Erg Chegaga © Aurélie Croiziers
Situées à 530 kilomètres à l’est de Marrakech, les dunes de l'erg Chebbi sont victimes de l’explosion du tourisme marocain. Principalement composée de nomades sédentarisés, attirés par l'agriculture oasienne dès les années 1950, la population de Merzouga a vu l'arrivée de premiers touristes dans les années 1980, suivie d’une forte augmentation dans les années 2000, avec la construction d'une route goudronnée. Cette croissance exponentielle a profondément marqué l'erg Chebbi. Le paysage s'est transformé avec l'apparition d'environ 150 campements et une centaine d'hôtels. L'essor d'établissements "de luxe", proposant des équipements tels que piscines et climatisation, a attiré une clientèle plus fortunée, entraînant une affluence touristique plus intense encore. En haute saison, les dunes de l'erg Chebbi sont aujourd’hui occupées par des files de dromadaires et un incessant va-et-vient de quads.

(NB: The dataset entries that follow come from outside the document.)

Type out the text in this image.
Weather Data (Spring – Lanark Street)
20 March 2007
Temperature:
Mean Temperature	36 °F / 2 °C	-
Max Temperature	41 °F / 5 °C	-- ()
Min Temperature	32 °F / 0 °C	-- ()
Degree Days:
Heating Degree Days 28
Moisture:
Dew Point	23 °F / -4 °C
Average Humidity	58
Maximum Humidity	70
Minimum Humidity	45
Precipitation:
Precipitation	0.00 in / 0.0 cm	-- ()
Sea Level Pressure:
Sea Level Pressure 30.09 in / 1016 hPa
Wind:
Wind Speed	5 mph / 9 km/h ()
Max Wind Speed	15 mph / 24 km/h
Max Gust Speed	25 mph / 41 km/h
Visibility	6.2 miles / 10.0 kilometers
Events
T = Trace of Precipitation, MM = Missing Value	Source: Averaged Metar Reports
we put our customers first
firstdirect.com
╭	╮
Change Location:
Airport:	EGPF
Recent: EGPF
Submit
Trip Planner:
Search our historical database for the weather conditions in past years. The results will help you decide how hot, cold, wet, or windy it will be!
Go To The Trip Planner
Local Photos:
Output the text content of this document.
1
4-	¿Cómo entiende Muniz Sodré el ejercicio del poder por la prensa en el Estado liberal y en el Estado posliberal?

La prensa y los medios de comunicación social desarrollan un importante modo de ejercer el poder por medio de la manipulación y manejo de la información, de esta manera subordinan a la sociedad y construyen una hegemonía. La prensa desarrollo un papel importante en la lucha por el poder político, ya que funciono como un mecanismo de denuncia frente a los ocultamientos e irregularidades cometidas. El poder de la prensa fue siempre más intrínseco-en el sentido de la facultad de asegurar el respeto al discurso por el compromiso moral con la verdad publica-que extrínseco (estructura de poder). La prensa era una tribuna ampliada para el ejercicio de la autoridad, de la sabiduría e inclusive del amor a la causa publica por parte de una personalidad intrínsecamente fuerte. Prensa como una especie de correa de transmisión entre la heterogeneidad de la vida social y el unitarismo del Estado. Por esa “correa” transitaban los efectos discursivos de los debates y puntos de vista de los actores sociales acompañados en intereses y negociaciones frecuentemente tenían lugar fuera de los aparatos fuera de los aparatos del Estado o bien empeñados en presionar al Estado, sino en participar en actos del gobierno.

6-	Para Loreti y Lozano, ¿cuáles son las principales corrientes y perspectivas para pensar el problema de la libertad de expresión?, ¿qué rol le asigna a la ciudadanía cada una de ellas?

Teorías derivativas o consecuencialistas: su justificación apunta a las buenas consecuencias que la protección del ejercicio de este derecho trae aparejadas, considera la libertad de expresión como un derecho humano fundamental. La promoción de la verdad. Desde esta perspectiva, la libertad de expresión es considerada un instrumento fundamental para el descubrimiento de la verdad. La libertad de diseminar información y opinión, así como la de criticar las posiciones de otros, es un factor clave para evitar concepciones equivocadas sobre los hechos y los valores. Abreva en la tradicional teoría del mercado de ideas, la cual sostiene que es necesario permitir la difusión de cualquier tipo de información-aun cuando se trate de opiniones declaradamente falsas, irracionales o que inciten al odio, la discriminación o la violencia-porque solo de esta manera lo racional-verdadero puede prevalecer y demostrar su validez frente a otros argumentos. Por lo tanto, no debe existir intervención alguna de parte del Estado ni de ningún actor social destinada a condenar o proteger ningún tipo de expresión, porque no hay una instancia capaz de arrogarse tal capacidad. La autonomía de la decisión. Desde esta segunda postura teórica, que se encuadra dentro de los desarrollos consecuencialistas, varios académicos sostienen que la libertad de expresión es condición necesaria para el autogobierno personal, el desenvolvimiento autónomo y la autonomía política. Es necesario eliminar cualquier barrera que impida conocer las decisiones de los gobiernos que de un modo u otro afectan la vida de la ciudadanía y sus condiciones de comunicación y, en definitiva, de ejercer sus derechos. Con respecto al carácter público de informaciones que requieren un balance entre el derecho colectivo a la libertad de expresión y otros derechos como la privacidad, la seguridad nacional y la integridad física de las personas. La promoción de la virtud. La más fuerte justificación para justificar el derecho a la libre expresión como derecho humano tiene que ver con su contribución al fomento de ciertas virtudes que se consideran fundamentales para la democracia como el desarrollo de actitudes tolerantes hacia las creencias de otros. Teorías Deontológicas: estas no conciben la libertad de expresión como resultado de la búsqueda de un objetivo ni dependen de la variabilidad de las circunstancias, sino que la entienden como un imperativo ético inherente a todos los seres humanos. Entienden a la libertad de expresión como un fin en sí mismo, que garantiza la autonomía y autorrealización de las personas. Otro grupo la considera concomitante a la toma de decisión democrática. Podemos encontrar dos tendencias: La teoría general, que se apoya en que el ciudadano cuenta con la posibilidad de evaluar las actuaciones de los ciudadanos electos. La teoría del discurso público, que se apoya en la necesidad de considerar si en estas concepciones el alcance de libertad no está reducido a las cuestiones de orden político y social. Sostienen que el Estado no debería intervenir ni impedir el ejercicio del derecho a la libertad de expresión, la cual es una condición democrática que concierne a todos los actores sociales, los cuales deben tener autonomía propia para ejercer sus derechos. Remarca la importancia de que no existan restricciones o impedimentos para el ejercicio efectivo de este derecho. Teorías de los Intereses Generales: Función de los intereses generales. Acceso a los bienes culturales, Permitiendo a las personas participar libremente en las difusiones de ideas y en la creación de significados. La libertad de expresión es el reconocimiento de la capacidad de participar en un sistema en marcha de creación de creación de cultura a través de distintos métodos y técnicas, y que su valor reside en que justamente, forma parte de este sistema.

La pérennité même de ces paysages se pose face aux conséquences de cet afflux massif : piétinements des sols, gestion des ressources en eau, traitement des déchets, pollution sonore.
Emmanuelle Barat est responsable de l’agence Authentik Traveller. Elle arpente le Sud marocain depuis des années, mais a choisi de ne pas proposer la zone de Merzouga.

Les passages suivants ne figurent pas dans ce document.